I created a document with about 160 pages and 340.000 words in English language as ODT file. Scribbr's proofreading service only accepts DOC and DOCX files. For this reason, the document has been saved as DOCX file and I suppose it was edited (commented) using Microsoft Word.
When I open the commented file from Scribbr's proofread service Writer constantly uses about 25% (or one full core) of my CPU making it hard to navigate in the document and edit another one or use other applications. Additionally, the Writer crashes if it tries to auto-save the problematic DOCX file and another document.
As soon as I close the DOCX file from Scribbr, everything's back to normal. I suspect they may (unwittingly) infected my document with problematic content or changed the document in a way that the Writer behaves this way. Their support did not investigate this problem at their site.
Steps to Reproduce:
1. Create a document with about 160 pages and 340.000 words and save it as ODT.
2. Save the same document as DOCX file.
3. Upload it at Scribbr's proofreading service and receive a corrected version.
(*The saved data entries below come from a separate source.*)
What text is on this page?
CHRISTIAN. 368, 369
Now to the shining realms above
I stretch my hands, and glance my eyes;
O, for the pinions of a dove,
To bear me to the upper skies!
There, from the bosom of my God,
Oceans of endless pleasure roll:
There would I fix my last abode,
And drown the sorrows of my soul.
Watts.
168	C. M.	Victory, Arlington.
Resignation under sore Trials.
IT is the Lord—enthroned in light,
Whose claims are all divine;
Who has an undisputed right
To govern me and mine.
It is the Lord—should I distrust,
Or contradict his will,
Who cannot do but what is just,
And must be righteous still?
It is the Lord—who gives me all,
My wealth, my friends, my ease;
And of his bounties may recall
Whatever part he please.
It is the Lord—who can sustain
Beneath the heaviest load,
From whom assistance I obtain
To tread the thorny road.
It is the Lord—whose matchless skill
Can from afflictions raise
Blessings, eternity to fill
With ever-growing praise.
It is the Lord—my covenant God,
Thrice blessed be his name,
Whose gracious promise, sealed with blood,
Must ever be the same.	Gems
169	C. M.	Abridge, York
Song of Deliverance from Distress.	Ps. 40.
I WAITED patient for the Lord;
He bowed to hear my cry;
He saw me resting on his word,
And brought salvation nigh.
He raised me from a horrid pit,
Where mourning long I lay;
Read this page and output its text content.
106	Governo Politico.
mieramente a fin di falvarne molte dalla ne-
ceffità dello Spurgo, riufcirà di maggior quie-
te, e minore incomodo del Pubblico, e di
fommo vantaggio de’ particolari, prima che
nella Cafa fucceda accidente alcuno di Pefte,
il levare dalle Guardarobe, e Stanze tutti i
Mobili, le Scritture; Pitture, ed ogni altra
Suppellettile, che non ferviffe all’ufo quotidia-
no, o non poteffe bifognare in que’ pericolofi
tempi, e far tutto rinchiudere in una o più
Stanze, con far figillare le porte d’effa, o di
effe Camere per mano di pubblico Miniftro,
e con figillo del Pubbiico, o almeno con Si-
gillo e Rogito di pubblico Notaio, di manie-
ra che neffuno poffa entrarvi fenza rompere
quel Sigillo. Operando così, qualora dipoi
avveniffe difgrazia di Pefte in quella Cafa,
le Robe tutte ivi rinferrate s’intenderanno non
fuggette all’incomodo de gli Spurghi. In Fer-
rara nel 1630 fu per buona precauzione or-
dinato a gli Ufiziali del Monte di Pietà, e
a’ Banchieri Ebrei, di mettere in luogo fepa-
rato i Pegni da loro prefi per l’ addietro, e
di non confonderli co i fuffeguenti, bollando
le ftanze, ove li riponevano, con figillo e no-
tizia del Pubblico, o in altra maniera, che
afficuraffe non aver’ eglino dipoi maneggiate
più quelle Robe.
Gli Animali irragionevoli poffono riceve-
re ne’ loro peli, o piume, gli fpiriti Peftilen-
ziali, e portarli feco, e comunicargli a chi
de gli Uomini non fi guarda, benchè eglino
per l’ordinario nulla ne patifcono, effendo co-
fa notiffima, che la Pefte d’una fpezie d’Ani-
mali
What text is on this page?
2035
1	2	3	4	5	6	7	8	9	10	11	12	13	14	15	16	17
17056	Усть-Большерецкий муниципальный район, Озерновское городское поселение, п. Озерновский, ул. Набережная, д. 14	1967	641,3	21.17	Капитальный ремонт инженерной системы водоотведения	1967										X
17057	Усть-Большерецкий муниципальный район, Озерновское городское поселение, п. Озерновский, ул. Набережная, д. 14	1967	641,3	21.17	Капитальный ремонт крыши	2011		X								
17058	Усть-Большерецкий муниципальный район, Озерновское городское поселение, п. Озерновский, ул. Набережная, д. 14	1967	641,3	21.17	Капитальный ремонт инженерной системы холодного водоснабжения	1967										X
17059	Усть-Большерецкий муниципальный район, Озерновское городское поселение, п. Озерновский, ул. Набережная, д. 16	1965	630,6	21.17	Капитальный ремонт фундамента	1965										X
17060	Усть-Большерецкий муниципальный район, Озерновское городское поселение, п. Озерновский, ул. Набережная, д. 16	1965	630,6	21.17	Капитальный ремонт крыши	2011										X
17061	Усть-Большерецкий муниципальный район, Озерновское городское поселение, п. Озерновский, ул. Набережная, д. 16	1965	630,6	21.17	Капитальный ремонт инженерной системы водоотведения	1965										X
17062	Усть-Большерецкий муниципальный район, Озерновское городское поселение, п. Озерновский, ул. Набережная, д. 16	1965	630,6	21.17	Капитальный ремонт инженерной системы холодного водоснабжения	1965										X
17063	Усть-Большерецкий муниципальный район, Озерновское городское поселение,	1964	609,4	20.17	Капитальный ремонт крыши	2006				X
4. Open the corrected DOCX file.
The problem persists.
A commented DOCX file should use that much CPU time.
User Profile Reset: Yes
Version: 22.214.171.124 (X86_64) / LibreOffice Community
Build ID: 50(Build:2)
CPU threads: 4; OS: Linux 6.4; UI render: default; VCL: gtk3
Locale: en-US (de_DE.utf8); UI: de-DE
Please attach your DOCX problem file here
I'm unsure about this. As this is my master's thesis and it contains some personally identifiable information. Is there a way to provide the file only to the small group of people working on that issue?
I uploaded it into NextCloud and share the password-protected link: https://hea.ven.uber.space/s/R5Gfj9PyYwSDHwp
My suggestion is that an offcial representative of The Document Foundation contacts me to get access to this file. Would that be working?
[Automated Action] NeedInfo-To-Unconfirmed
Could you please provide a sample file?
(In reply to this.ven from comment #2)
> I'm unsure about this. As this is my master's thesis and it contains some
> personally identifiable information. Is there a way to provide the file only
> to the small group of people working on that issue?
You could try sanitising it: https://wiki.documentfoundation.org/QA/Bugzilla/Sanitizing_Files_Before_Submission
If the sanitised version still exhibits the problem, you could upload it.
Created attachment 188900 [details]
Problematic DOCX file causing high CPU usage on open, but not after saving it
I sanitized the file according to the link you provided. It is now almost half the size of 1,3 MB as opposed to the original weighing 2,5 MB. The problem persists when opening the file.
However, I observed that the high CPU usage suddenly stopped after saving the changes for sanitization. Hopefully you can still reproduce the behavior. If I freshly open the file again the CPU usage is high again.
Thanks, I reproduce the CPU use which continues for a while after opening the document. There are reports like bug 60418 for "excessive" amounts of comments, but this doc does not have thousands of them.
Arch Linux 64-bit, X11
Version: 126.96.36.199 (X86_64) / LibreOffice Community
Build ID: 50(Build:2)
CPU threads: 8; OS: Linux 6.4; UI render: default; VCL: kf5 (cairo+xcb)
Locale: fi-FI (fi_FI.UTF-8); UI: en-US
Calc: CL threaded
Opening this document was pretty tolerable up until 7.3 (~30 sec load+layout), broke first (to ~2 min 20-30sec load+layout) sometime in the 7.4 cycle.
Master is even worse, falls into a layout loop(?) - killed the process after 10 minutes. This started sometime after 7.6, that was still in the 2.5 minute range. A double regression :(.
I can not bibisect it. I get a crash.
(In reply to Gabor Kelemen (allotropia) from comment #8)
> Opening this document was pretty tolerable up until 7.3 (~30 sec
> load+layout), broke first (to ~2 min 20-30sec load+layout) sometime in the
> 7.4 cycle.
Bibisected with linux-64-7.4 to 3b0a0e70cb67fc2e1f9999d2e8cbb9cfcd8c670e
Related tdf#66039 DOCX import: fix Z-order of group shapes
I only had to do a couple of git bisect skips due to crashes.
> Master is even worse, falls into a layout loop(?) - killed the process after
> 10 minutes. This started sometime after 7.6, that was still in the 2.5
> minute range. A double regression :(.
I will leave this as an exercise to someone else.